Keputusan tersebut merupakan bentuk komitmen Polda Sulteng dalam menegakkan disiplin serta menjaga marwah dan profesionalisme institusi kepolisian.
Kapolda Sulteng menegaskan bahwa pemberian sanksi PTDH dilakukan sesuai dengan ketentuan hukum dan peraturan yang berlaku di lingkungan Polri.
Baca juga: Tak Diberi Rokok, Pria 31 Tahun di Buol Sulteng Habisi Nyawa Ridwan Kotae
Pelanggaran yang dilakukan para personel tersebut dinilai telah mencederai nama baik institusi serta tidak sejalan dengan nilai-nilai Tribrata dan Catur Prasetya sebagai pedoman hidup dan etika profesi anggota Polri.

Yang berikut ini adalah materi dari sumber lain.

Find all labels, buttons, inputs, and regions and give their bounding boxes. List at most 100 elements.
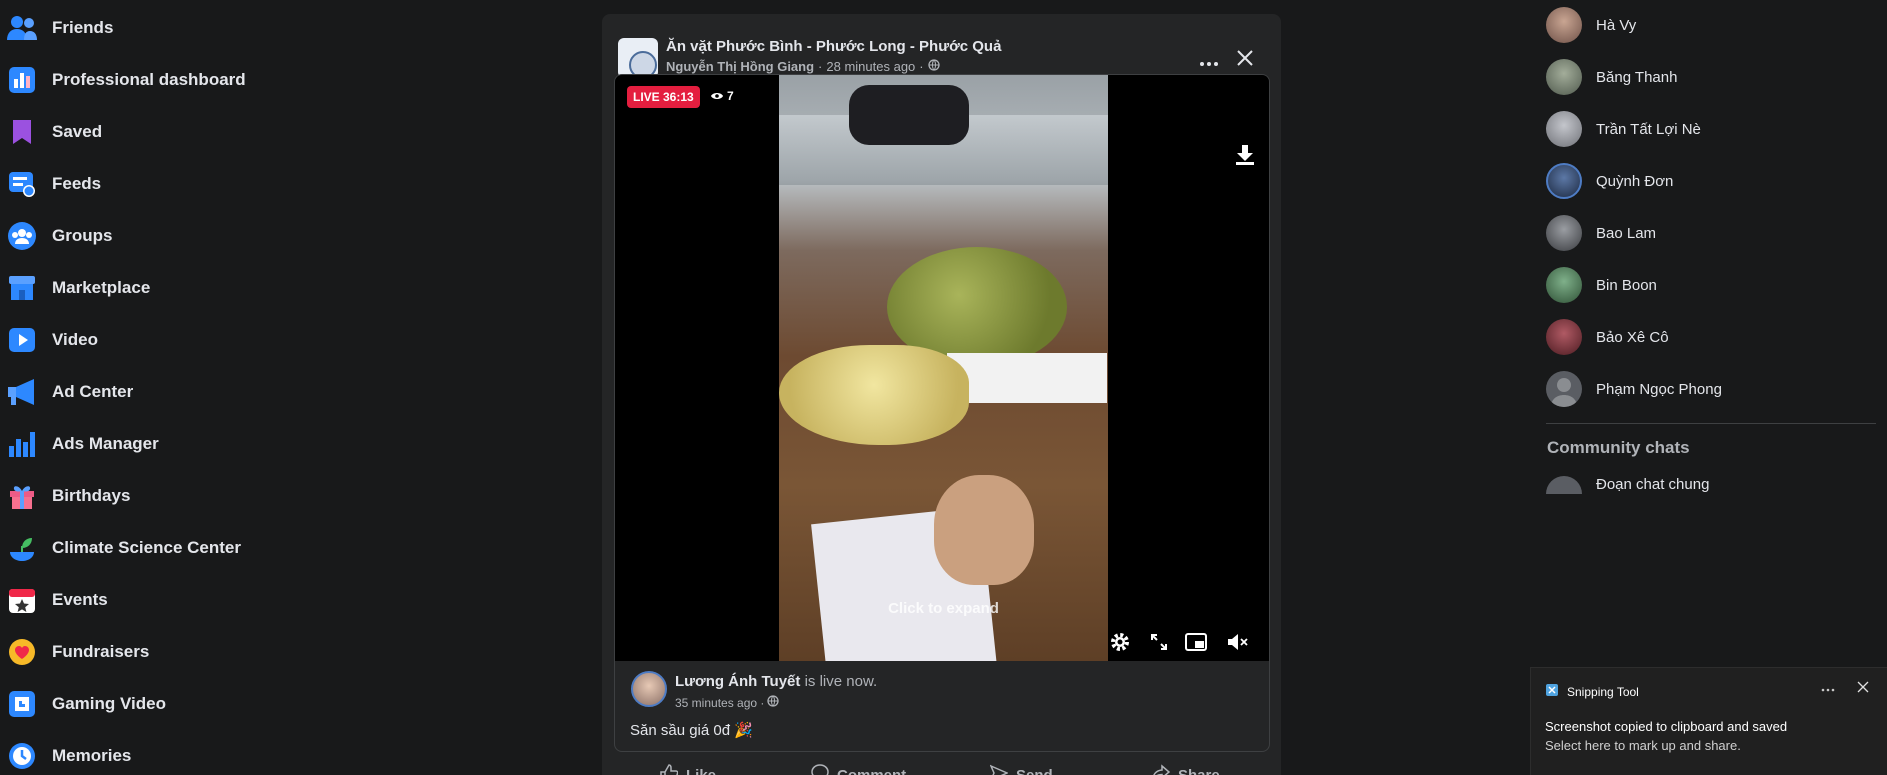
- send-icon: [989, 764, 1009, 775]
- contact-item[interactable]: Bao Lam: [1546, 213, 1656, 253]
- sidebar-item-gaming-video[interactable]: Gaming Video: [6, 682, 166, 726]
- sidebar-item-ads-manager[interactable]: Ads Manager: [6, 422, 159, 466]
- sprout-icon: [6, 532, 38, 564]
- bar-chart-icon: [6, 428, 38, 460]
- comment-button[interactable]: Comment: [811, 764, 906, 775]
- comment-icon: [811, 764, 829, 775]
- notification-close-button[interactable]: [1857, 680, 1873, 696]
- post-caption: Săn sầu giá 0đ 🎉: [630, 722, 753, 739]
- video-frame[interactable]: [779, 75, 1108, 661]
- share-button[interactable]: Share: [1152, 764, 1220, 775]
- meta-separator: ·: [919, 59, 924, 74]
- sidebar-item-climate-science-center[interactable]: Climate Science Center: [6, 526, 241, 570]
- contact-item[interactable]: Trần Tất Lợi Nè: [1546, 109, 1701, 149]
- post-time[interactable]: 28 minutes ago: [826, 59, 915, 74]
- picture-in-picture-button[interactable]: [1183, 631, 1209, 657]
- snipping-tool-notification[interactable]: Snipping Tool Screenshot copied to clipb…: [1530, 667, 1887, 775]
- avatar: [1546, 59, 1582, 95]
- contact-item[interactable]: Quỳnh Đơn: [1546, 161, 1673, 201]
- like-button[interactable]: Like: [660, 764, 716, 775]
- send-button[interactable]: Send: [989, 764, 1053, 775]
- avatar[interactable]: [631, 671, 667, 707]
- globe-icon: [767, 695, 780, 710]
- speaker-muted-icon: [1227, 633, 1249, 656]
- heart-icon: [6, 636, 38, 668]
- meta-separator: ·: [818, 59, 823, 74]
- sidebar-item-professional-dashboard[interactable]: Professional dashboard: [6, 58, 246, 102]
- community-chat-item[interactable]: Đoạn chat chung: [1546, 474, 1876, 494]
- contact-item[interactable]: Bin Boon: [1546, 265, 1657, 305]
- sidebar-item-friends[interactable]: Friends: [6, 6, 113, 50]
- bookmark-icon: [6, 116, 38, 148]
- megaphone-icon: [6, 376, 38, 408]
- friends-icon: [6, 12, 38, 44]
- avatar: [1546, 111, 1582, 147]
- ellipsis-icon: [1200, 50, 1218, 71]
- page-name[interactable]: Ăn vặt Phước Bình - Phước Long - Phước Q…: [666, 38, 1001, 55]
- viewer-count: 7: [711, 89, 734, 103]
- feeds-icon: [6, 168, 38, 200]
- contact-name: Bảo Xê Cô: [1596, 328, 1669, 346]
- sidebar-item-label: Memories: [52, 746, 132, 765]
- sidebar-item-groups[interactable]: Groups: [6, 214, 112, 258]
- more-options-button[interactable]: [1193, 44, 1225, 76]
- eye-icon: [711, 89, 723, 103]
- sidebar-item-saved[interactable]: Saved: [6, 110, 102, 154]
- sidebar-item-label: Gaming Video: [52, 694, 166, 713]
- community-chats-heading: Community chats: [1547, 438, 1690, 457]
- sidebar-item-label: Ad Center: [52, 382, 134, 401]
- sidebar-item-label: Friends: [52, 18, 114, 37]
- sidebar-item-label: Ads Manager: [52, 434, 159, 453]
- sidebar-item-feeds[interactable]: Feeds: [6, 162, 101, 206]
- community-chat-name: Đoạn chat chung: [1596, 476, 1710, 493]
- notification-message: Screenshot copied to clipboard and saved: [1545, 719, 1788, 734]
- gift-icon: [6, 480, 38, 512]
- sidebar-item-marketplace[interactable]: Marketplace: [6, 266, 150, 310]
- live-time-value[interactable]: 35 minutes ago ·: [675, 696, 764, 710]
- sidebar-item-memories[interactable]: Memories: [6, 734, 131, 775]
- sidebar-item-ad-center[interactable]: Ad Center: [6, 370, 133, 414]
- page-avatar[interactable]: [618, 38, 658, 78]
- sidebar-item-birthdays[interactable]: Birthdays: [6, 474, 130, 518]
- post-actions: Like Comment Send Share: [614, 758, 1270, 775]
- sidebar-item-events[interactable]: Events: [6, 578, 108, 622]
- post-author[interactable]: Nguyễn Thị Hồng Giang: [666, 59, 814, 74]
- live-author-row: Lương Ánh Tuyết is live now. 35 minutes …: [631, 671, 1231, 711]
- default-avatar-icon: [1551, 378, 1577, 407]
- avatar: [1546, 319, 1582, 355]
- sidebar-item-fundraisers[interactable]: Fundraisers: [6, 630, 149, 674]
- fullscreen-button[interactable]: [1146, 631, 1172, 657]
- click-to-expand-hint[interactable]: Click to expand: [779, 600, 1108, 617]
- avatar: [1546, 163, 1582, 199]
- contact-item[interactable]: Hà Vy: [1546, 5, 1636, 45]
- sidebar-item-label: Saved: [52, 122, 103, 141]
- avatar: [1546, 267, 1582, 303]
- sidebar-item-label: Marketplace: [52, 278, 151, 297]
- sidebar-item-label: Climate Science Center: [52, 538, 241, 557]
- live-badge: LIVE 36:13: [627, 86, 700, 108]
- mute-button[interactable]: [1225, 631, 1251, 657]
- thumbs-up-icon: [660, 764, 679, 775]
- live-video-player[interactable]: LIVE 36:13 7 Click to expand: [615, 75, 1269, 661]
- live-author-name[interactable]: Lương Ánh Tuyết: [675, 673, 800, 690]
- groups-icon: [6, 220, 38, 252]
- sidebar-item-video[interactable]: Video: [6, 318, 98, 362]
- avatar: [1546, 371, 1582, 407]
- contact-name: Quỳnh Đơn: [1596, 172, 1674, 190]
- avatar: [1546, 215, 1582, 251]
- download-icon[interactable]: [1233, 143, 1257, 167]
- notification-header: Snipping Tool: [1545, 683, 1639, 700]
- clock-icon: [6, 740, 38, 772]
- contact-item[interactable]: Bảo Xê Cô: [1546, 317, 1669, 357]
- left-sidebar: Friends Professional dashboard Saved Fee…: [0, 0, 360, 775]
- expand-icon: [1151, 633, 1167, 655]
- share-icon: [1152, 764, 1171, 775]
- contact-item[interactable]: Phạm Ngọc Phong: [1546, 369, 1722, 409]
- contact-name: Băng Thanh: [1596, 68, 1678, 86]
- contact-item[interactable]: Băng Thanh: [1546, 57, 1677, 97]
- notification-hint: Select here to mark up and share.: [1545, 738, 1741, 753]
- close-button[interactable]: [1229, 44, 1261, 76]
- contacts-panel: Hà Vy Băng Thanh Trần Tất Lợi Nè Quỳnh Đ…: [1546, 0, 1887, 775]
- notification-more-button[interactable]: [1821, 679, 1835, 695]
- settings-button[interactable]: [1107, 631, 1133, 657]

“Pemberian sanksi PTDH ini adalah langkah tegas dan konsekuen. Tidak ada toleransi bagi anggota Polri yang melakukan pelanggaran berat karena dapat merusak kepercayaan masyarakat terhadap institusi kepolisian,” tegas Kapolda Sulteng.
Polda Sulteng juga terus mengingatkan seluruh personel agar senantiasa menjalankan tugas dengan penuh tanggung jawab, menjunjung tinggi etika profesi, serta mematuhi aturan hukum yang berlaku.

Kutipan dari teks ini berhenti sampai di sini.